PSYCHIATRIE, PARANOÏA ET POLITIQUE. LES DEUX NORMALITES HUMAINES.
Tentons de saisir cette difficulté du rapport de la psychiatrie avec le politique (et non la politique pour autant qu’elle repose sur des champs partisans) par un autre chemin tendant vers cette neutralité axiologique prônée par Max Weber. Il arrive que des dirigeants autocratiques, totalitaires soient qualifiés de paranoïaques dans la presse : Poutine, Erdogan, Xi Jinping, les talibans, des dirigeants confessionnels, et tant d’autres, dans le passé : Ivan le Terrible, Franco, Pinochet, Castro et, bien sûr, Hitler, Staline, Mao, Pol Pot, etc. Au-delà du fait qu’à la réflexion leur nombre est considérable, tant dans le présent que dans notre histoire, il convient de remarquer que les journalistes n’en déduisent explicitement rien, pas plus que bien d’autres.
Quant aux « psy », ce n’est pas parce qu’ils ne reçoivent généralement pas dans leur cabinet des personnalités comme Trump qu’ils seraient dispensés de considérer avec attention les problèmes que pose ce type de fonctionnement dans un champ social qui, pour une part significative, les adoube : les deux font structurellement couple, et couple indéfectible. Pas de leaders, de dealers de rêves, sans leur cohorte de fidèles et de servants-exécutants (dont le chiffre atteint plusieurs dizaines de millions en Russie selon l’historienne Galia Ackerman). Les discours des meneurs et guides sont si explicites quant à la violence requise pour conduire leur projet vers le Bien, le leur, que nous en avons conclu que leurs partisans sont animés par la même trame logique. À la suite de quoi, et avec la logique inductive, nous avons été amené à proposer qu’il existe globalement chez l’Humain une commune composante paranoïaque diversement exprimée ou désactivée, mais conjoncturellement activable. Elle confère à l’Humain une grande dangerosité potentielle. La banalité de cette composante éclaire, à notre sens, ce qu’Hannah Arendt tentait de cerner avec le concept de « banalité du mal », déclaration constituant une mutation épistémologique. De ce fait est posée à nouveaux frais la question de la normalité, ainsi que les classifications discriminatoires entre les paranos et ceux qui ne le seraient pas (cf. Canguilhem, Le Normal et le Pathologique). Aussi bien, paranos, nous le sommes tous un peu, beaucoup, passionnément, à la folie ou presque pas du tout.

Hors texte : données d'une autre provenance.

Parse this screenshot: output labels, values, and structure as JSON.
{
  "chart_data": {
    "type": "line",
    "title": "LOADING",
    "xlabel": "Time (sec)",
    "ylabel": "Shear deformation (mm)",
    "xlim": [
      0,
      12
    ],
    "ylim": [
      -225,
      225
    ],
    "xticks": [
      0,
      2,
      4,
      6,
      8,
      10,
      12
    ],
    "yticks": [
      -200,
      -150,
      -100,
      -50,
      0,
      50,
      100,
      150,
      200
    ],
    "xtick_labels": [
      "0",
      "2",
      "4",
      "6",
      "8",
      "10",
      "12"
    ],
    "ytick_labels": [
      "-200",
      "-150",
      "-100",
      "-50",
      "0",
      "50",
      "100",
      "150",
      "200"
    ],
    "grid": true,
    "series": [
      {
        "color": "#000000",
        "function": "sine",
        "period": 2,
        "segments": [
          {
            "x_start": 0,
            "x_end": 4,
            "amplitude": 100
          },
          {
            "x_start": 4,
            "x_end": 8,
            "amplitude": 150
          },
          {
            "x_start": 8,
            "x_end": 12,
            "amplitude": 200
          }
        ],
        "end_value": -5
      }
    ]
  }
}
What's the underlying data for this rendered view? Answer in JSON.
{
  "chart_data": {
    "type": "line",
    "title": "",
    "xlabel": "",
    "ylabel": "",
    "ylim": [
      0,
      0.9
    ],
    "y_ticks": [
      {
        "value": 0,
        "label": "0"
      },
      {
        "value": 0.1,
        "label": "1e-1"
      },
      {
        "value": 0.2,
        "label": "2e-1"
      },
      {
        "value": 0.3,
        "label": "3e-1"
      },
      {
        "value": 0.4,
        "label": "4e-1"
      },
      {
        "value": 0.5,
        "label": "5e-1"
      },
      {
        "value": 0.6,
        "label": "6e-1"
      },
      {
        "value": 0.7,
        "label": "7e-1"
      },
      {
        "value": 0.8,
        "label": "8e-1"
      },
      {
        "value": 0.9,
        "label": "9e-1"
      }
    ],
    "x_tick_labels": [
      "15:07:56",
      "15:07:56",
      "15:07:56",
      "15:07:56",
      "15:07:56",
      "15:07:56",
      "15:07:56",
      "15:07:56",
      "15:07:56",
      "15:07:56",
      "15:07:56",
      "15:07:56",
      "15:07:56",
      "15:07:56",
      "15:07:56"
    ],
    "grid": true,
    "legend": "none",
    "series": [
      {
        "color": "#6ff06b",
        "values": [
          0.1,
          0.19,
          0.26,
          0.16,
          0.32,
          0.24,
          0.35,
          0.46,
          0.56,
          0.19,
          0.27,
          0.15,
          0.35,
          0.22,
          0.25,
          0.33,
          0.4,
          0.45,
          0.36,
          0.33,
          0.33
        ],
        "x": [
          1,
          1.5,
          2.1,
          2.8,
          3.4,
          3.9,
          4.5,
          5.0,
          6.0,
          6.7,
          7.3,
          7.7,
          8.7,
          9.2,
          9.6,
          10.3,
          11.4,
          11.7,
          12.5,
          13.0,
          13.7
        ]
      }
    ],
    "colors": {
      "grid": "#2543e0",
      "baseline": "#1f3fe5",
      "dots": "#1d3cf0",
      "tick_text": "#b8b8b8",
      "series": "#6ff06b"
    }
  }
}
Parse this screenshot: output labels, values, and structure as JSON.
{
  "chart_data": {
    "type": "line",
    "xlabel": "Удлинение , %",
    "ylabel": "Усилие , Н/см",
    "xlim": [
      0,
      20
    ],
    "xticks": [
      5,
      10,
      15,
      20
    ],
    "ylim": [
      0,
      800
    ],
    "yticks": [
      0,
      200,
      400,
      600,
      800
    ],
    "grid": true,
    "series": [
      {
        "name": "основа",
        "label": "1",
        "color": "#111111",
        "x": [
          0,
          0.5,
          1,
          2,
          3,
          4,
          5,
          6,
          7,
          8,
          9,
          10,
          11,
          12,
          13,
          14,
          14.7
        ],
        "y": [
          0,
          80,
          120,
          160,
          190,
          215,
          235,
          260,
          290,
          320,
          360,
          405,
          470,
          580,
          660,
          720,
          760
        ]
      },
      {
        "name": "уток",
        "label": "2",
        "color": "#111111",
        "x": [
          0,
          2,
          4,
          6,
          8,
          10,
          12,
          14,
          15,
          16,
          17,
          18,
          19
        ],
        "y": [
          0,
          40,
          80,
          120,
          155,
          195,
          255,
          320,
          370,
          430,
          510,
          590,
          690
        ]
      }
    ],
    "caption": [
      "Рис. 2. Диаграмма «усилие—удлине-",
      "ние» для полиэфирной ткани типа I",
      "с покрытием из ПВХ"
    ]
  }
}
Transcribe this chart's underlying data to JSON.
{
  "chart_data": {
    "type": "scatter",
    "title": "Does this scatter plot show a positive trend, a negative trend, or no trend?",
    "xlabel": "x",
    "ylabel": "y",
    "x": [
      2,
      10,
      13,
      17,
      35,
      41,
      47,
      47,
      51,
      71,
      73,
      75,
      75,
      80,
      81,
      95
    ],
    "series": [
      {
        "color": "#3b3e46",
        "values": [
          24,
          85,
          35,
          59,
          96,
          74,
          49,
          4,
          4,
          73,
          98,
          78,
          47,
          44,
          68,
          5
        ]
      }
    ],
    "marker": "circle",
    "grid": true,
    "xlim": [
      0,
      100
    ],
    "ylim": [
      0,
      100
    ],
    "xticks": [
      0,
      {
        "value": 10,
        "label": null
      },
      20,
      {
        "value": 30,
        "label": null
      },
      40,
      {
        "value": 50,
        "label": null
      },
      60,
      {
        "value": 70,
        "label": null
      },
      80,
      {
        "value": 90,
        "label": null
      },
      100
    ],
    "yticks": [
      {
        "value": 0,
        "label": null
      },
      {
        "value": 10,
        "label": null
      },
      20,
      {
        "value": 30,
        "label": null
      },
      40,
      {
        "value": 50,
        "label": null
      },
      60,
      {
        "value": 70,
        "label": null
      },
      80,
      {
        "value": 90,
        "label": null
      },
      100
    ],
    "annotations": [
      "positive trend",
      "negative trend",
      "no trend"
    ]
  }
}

Pourquoi Trump n’est-il pas susceptible de consulter quelque arpenteur des âmes ? Parce qu’il se sait détenteur de La Vérité, envers et contre tout. Proposons ce théorème :
La conviction absolue que l’on détiendrait la seule et indissoluble vérité sur toutes les choses du monde (La Vérité, séculière ou religieuse, économique ou autre), pour la gouvernance du monde dont on s’auto-attribue la propriété exclusive, a pour conséquence systémique, inéluctable, la production infinie de l’« ennemi » persécuteur qu’il conviendra d’éliminer de quelque manière, de la censure à l’exclusion, jusqu’à l’extermination. Système binaire radical, millénaire, nœud de la lutte du « Bien » contre le « Mal ». Dans cet universalisme exclusiviste, les « ennemis » sont les toujours possibles contradicteurs soutenant un autre mode d’être qui est vécu comme menaçant le dogme dans sa supposée légitimité univoque, auto-validée.
Cet universalisme concerne donc les « bons », ceux qui resteront lorsque l’on aura éliminé les « mauvais », en quoi il est dit exclusiviste.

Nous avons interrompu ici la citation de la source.